Toronto, Texas and the Chicago Cubs tied for the high among clubs with three winners each, Rawlings announced Sunday.
Cleveland second baseman Andrés Giménez and left fielder Steven Kwan won their second Gold Gloves, along with Cubs shortstop Dansby Swanson and left fielder Ian Happ and Arizona first baseman Christian Walker.
First-time AL winners included Texas catcher Jonah Heim, first baseman Nathaniel Lowe and right fielder Adolis García, Toronto pitcher José Berríos, Houston utilityman Mauricio Dubón and Volpe.
In the NL, first-time winners included San Diego right fielder Fernando Tatis Jr. and utilityman Ha-Seong Kim, Philadelphia pitcher Zack Wheeler, Arizona catcher Gabriel Moreno, Cubs second baseman Nico Hoerner, Pittsburgh third baseman Ke’Bryan Hayes and Doyle.
Hayes ended the streak of Nolan Arenado of St. Louis, who had won in his first 10 seasons. That matched the high set by Seattle outfielder Ichiro Suzuki from 2001-10.

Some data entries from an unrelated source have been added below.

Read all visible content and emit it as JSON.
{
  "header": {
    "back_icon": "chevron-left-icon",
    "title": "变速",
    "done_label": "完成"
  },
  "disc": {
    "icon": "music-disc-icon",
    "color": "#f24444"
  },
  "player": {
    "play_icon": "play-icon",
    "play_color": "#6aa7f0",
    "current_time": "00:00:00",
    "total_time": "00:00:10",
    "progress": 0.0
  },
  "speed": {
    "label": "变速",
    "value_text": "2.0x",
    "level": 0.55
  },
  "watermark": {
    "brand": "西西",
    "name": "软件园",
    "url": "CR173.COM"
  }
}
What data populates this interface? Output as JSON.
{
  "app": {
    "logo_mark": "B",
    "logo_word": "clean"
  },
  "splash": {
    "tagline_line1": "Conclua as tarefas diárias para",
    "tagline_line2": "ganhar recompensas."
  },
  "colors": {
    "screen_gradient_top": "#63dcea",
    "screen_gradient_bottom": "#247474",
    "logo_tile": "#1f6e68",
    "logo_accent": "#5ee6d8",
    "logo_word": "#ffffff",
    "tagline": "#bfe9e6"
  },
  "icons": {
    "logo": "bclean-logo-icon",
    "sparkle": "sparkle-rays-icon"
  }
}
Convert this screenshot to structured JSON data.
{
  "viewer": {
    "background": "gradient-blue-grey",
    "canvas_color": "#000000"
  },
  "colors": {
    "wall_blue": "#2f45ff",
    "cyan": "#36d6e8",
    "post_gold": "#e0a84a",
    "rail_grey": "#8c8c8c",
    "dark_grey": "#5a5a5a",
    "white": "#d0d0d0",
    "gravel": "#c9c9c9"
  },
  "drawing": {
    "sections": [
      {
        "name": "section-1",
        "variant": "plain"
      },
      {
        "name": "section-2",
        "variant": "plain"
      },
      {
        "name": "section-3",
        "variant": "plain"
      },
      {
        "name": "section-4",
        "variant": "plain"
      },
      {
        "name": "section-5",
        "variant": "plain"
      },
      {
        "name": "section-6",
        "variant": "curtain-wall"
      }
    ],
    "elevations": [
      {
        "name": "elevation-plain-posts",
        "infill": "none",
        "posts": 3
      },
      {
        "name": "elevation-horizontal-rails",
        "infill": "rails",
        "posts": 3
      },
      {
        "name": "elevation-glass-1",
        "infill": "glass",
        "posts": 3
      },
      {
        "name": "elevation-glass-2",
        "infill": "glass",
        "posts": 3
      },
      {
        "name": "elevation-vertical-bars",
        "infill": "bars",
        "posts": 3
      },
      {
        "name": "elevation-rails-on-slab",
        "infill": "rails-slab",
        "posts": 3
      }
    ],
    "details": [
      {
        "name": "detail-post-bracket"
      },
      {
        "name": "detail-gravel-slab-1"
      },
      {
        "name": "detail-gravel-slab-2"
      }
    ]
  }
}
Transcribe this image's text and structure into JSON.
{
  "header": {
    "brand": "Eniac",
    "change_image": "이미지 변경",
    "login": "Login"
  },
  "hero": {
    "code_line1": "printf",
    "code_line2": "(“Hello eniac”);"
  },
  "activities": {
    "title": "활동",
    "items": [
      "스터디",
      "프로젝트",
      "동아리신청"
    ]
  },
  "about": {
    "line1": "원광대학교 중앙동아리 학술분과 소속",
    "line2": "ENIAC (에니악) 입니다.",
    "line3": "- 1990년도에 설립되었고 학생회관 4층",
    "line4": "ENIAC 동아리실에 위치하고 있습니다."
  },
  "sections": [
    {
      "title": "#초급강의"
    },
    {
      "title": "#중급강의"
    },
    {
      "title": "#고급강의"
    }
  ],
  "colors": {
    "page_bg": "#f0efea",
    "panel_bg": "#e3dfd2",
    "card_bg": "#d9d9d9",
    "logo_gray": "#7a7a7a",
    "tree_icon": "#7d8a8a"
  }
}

Mookie Betts of the Los Angeles Dodgers had won six straight Gold Gloves. He was among the finalists in right field and the utility role after a season in which he played 107 games in right, 70 at second and 16 at shortstop.
Repeat winners were Giménez, Kwan, Swanson, Happ and Walker.
Volpe became the second rookie to win at shortstop. Houston’s Jeremy Peña was the first last year, according to the Elias Sports Bureau.
Berríos, Chapman, Giménez, Kiermaier and Wheeler earned $50,000 bonuses in their contracts, while Hayes earned $25,000.
Voting was conducted among managers and up to six coaches from each team, who can’t select players on their own club. Since 2013, voting has been factored with a Society for American Baseball Research defensive index, which comprises about 25% of the total.
The utility category is based on a SABR formula and additional defensive statistics.